Giants wide receiver Cody Latimer talks to the media during...

Giants wide receiver Cody Latimer talks to the media during training camp at the Quest Diagnostics Training Center on Thursday. Credit: Brad Penner

Cody Latimer is one of the few receivers who can compare Eli Manning with his brother Peyton Manning based on firsthand knowledge. Only two other players in NFL history can say they have caught a regular-season pass from the two quarterbacks – Jim Finn and Brandon Stokley – and if Latimer hauls in a completion during his first season with the Giants he’ll become the third.

“They’re total opposites but they’re both smart and they’re both great quarterbacks,” said Latimer, who played in Denver and was on the Super Bowl 50-winning team led by Peyton. “One is quiet and the other isn’t, but they’re both great to work with. Very smart…They’re just smarter than everybody. They do all the extra film work, knowing where people are going to be, knowing the defenses.”

Now, having spent time with both of them, Latimer knows that they can compare notes on him as well. That’s why when he first came to the Giants he went up to his new quarterback and made him a promise.

“We were out there, me and him, throwing and going through our stuff, and I told him that I’m going to do what I didn’t do for his brother,” Latimer said. “Do all the extra. All the extra film, always out after practice. Show my growth as a pro. Stuff I already knew to do [in Denver] but I just didn’t.”

That, Latimer said, is one of the reasons why his career never reached its potential with the Broncos. The second-round pick — Denver even traded up to get him — finished his four seasons there with just 35 receptions for 445 yards. He scored three touchdowns, two of them last season, and didn’t have a single reception of 20 yards or more in his first three seasons.

He came to the Giants this offseason with a new approach, he said. Almost as a new player. Certainly one he hopes that Peyton wouldn’t recognize. And he owes it all to his son, Jacoby, who is now two years old and has been watching Giants training camp from the family section.
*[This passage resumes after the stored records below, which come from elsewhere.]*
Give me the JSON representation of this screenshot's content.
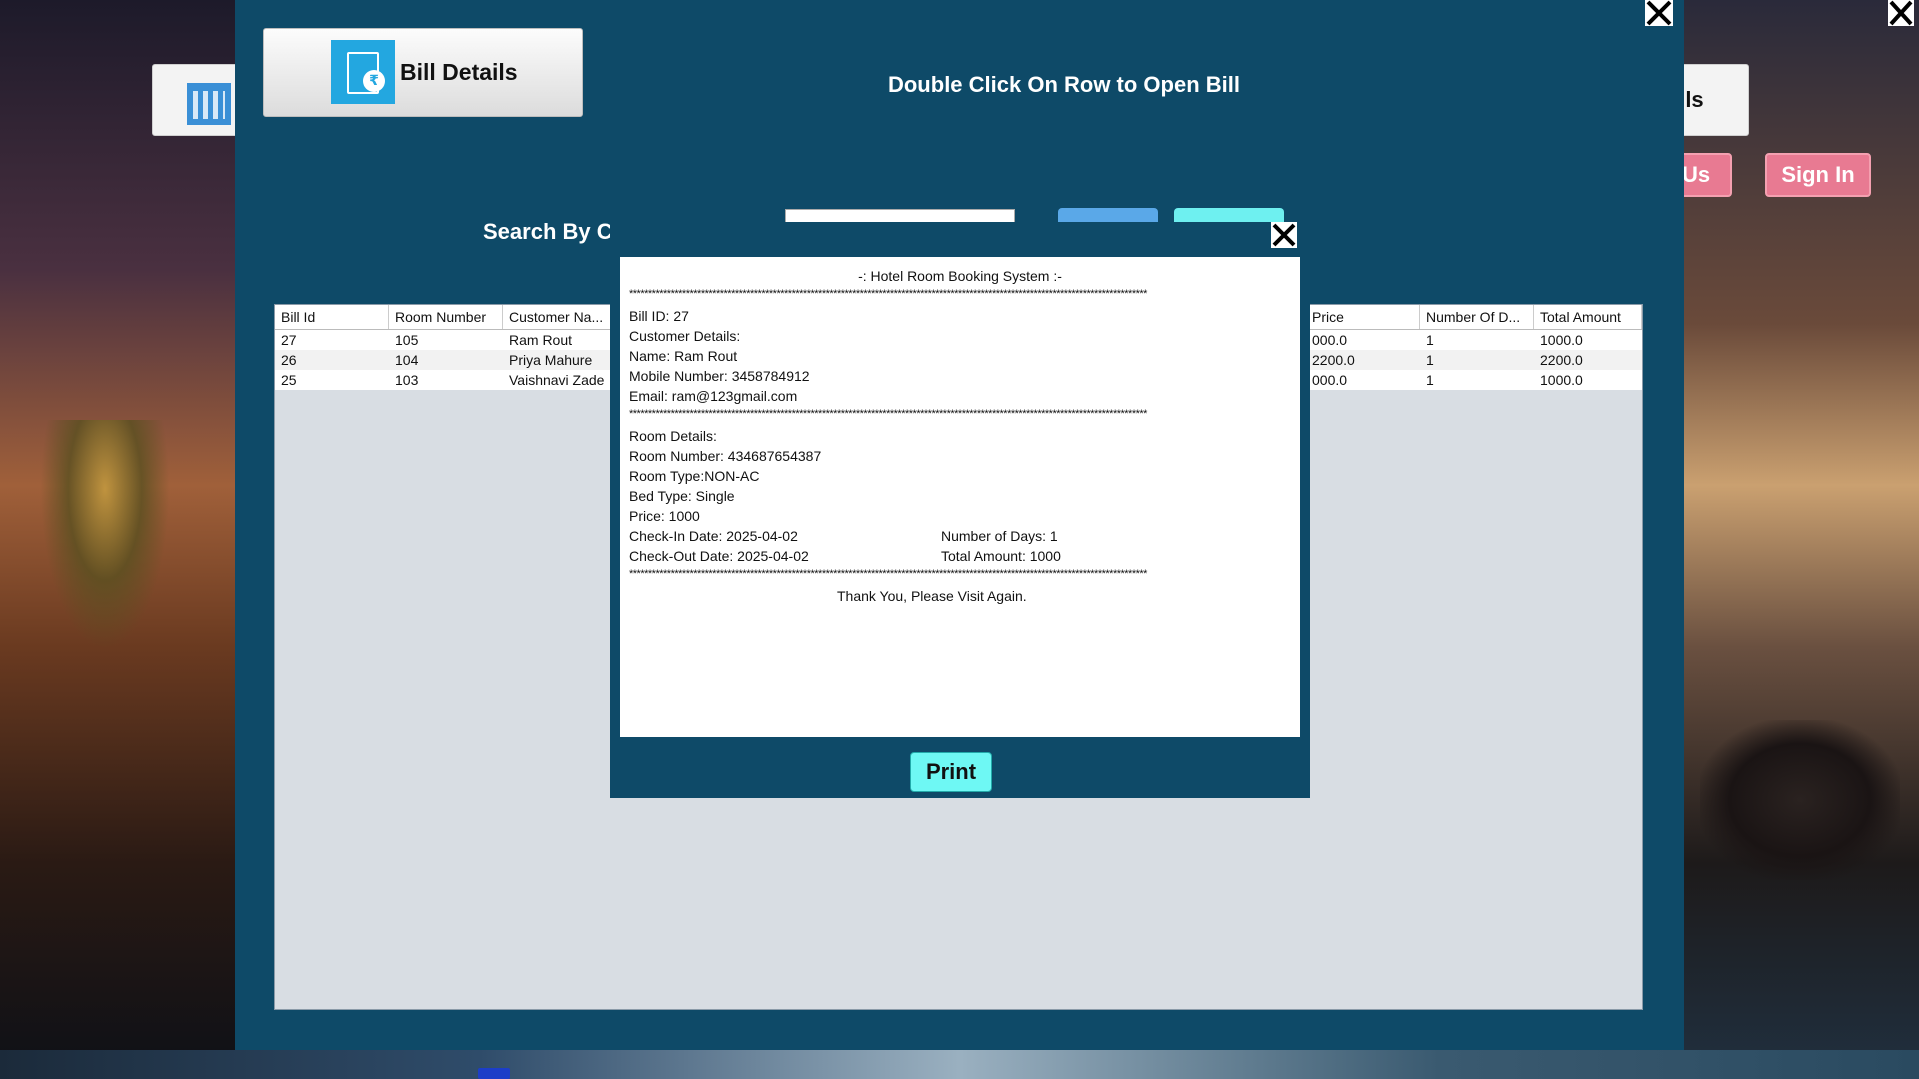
{
  "main": {
    "right_button_label": "ls",
    "pink_button_1": "Us",
    "pink_button_2": "Sign In"
  },
  "bill_window": {
    "title_button_label": "Bill Details",
    "hint": "Double Click On Row to Open Bill",
    "search_label": "Search By Cl"
  },
  "table": {
    "columns": [
      "Bill Id",
      "Room  Number",
      "Customer Na...",
      "Price",
      "Number Of D...",
      "Total Amount"
    ],
    "rows": [
      {
        "bill_id": "27",
        "room": "105",
        "customer": "Ram Rout",
        "price": "000.0",
        "days": "1",
        "total": "1000.0"
      },
      {
        "bill_id": "26",
        "room": "104",
        "customer": "Priya Mahure",
        "price": "2200.0",
        "days": "1",
        "total": "2200.0"
      },
      {
        "bill_id": "25",
        "room": "103",
        "customer": "Vaishnavi Zade",
        "price": "000.0",
        "days": "1",
        "total": "1000.0"
      }
    ]
  },
  "bill": {
    "header": "-: Hotel Room Booking System :-",
    "stars": "*****************************************************************************************************************************************",
    "bill_id": "Bill ID:  27",
    "customer_details": "Customer Details:",
    "name": "Name: Ram Rout",
    "mobile": "Mobile Number: 3458784912",
    "email": "Email: ram@123gmail.com",
    "room_details": "Room Details:",
    "room_number": "Room Number: 434687654387",
    "room_type": "Room Type:NON-AC",
    "bed_type": "Bed Type: Single",
    "price": "Price: 1000",
    "check_in": "Check-In Date: 2025-04-02",
    "days": "Number of Days: 1",
    "check_out": "Check-Out Date: 2025-04-02",
    "total": "Total Amount: 1000",
    "footer": "Thank You, Please Visit Again.",
    "print_label": "Print"
  }
}
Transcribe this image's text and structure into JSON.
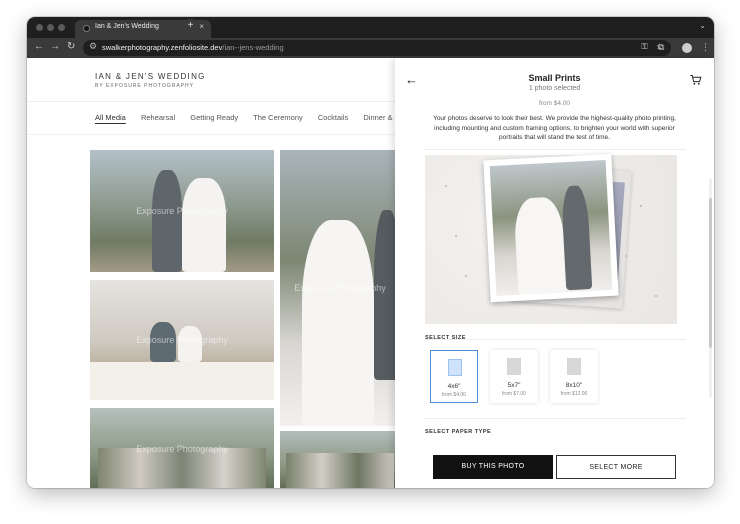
{
  "browser": {
    "tab_title": "Ian & Jen's Wedding",
    "tab_close_glyph": "×",
    "new_tab_glyph": "+",
    "url_host": "swalkerphotography.zenfoliosite.dev",
    "url_path": "/ian--jens-wedding"
  },
  "site": {
    "title": "IAN & JEN'S WEDDING",
    "subtitle": "BY EXPOSURE PHOTOGRAPHY",
    "nav": [
      "All Media",
      "Rehearsal",
      "Getting Ready",
      "The Ceremony",
      "Cocktails",
      "Dinner & D"
    ],
    "watermark": "Exposure Photography"
  },
  "panel": {
    "title": "Small Prints",
    "subtitle": "1 photo selected",
    "price": "from $4.00",
    "description": "Your photos deserve to look their best. We provide the highest-quality photo printing, including mounting and custom framing options, to brighten your world with superior portraits that will stand the test of time.",
    "select_size_label": "SELECT SIZE",
    "sizes": [
      {
        "name": "4x6\"",
        "price": "from $4.00",
        "selected": true
      },
      {
        "name": "5x7\"",
        "price": "from $7.00",
        "selected": false
      },
      {
        "name": "8x10\"",
        "price": "from $12.00",
        "selected": false
      }
    ],
    "paper_type_label": "SELECT PAPER TYPE",
    "buy_label": "BUY THIS PHOTO",
    "more_label": "SELECT MORE"
  },
  "colors": {
    "accent": "#4d8fd6",
    "button_dark": "#111111",
    "chrome_dark": "#1f1f1f"
  },
  "icons": [
    "back-arrow-icon",
    "cart-icon",
    "reload-icon",
    "star-icon",
    "extensions-icon",
    "menu-icon"
  ]
}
“I have to do it for him,” Latimer said. “I don’t want him to see his dad be a failure. Young, dumb, hard-headed back in the day, wasn’t really focused on football. [Fatherhood] was what made me focus on life and seeing it from a different perspective. I don’t want him to see his dad have all this talent but know that he never used it to the best of his ability.”

The Giants are certainly hoping to use that talent. Before he was sidelined the past two practices with a mild quad injury, Latimer was running reps with the first unit. It seemed as if he, Odell Beckham Jr. and Sterling Shepard were slated to be the team’s top three receivers in an offense that is brimming with targets.

Latimer gives the Giants size; at 6-2 he’s one of the tallest receiver on the roster. His newfound attitude is also apparent.

“When he’s out there he’s definitely going to give it all he’s got,” Shepard said. “Great route runner to be that big, snatches the ball out the air, so I think he’s going to be great for us.”

Latimer said he’s excited about the opportunity he has with the Giants. He said he’s already seen the payoff this summer from the increased hours of study and preparation that he put in this spring during OTAs and minicamp.

“In Denver I never really got my chance, I was behind [Demaryius Thomas] and [Emmanuel Sanders] and I never really got my shot,” he said. “Coming here, that they’re giving me this shot, words can’t describe how I feel about it. I never had the opportunity. I’ve been waiting for it. It’s been a long time coming.”

Now that it’s here, and he gets to play with his second Manning, Latimer wants to make sure he gives more to Eli than he did to Peyton.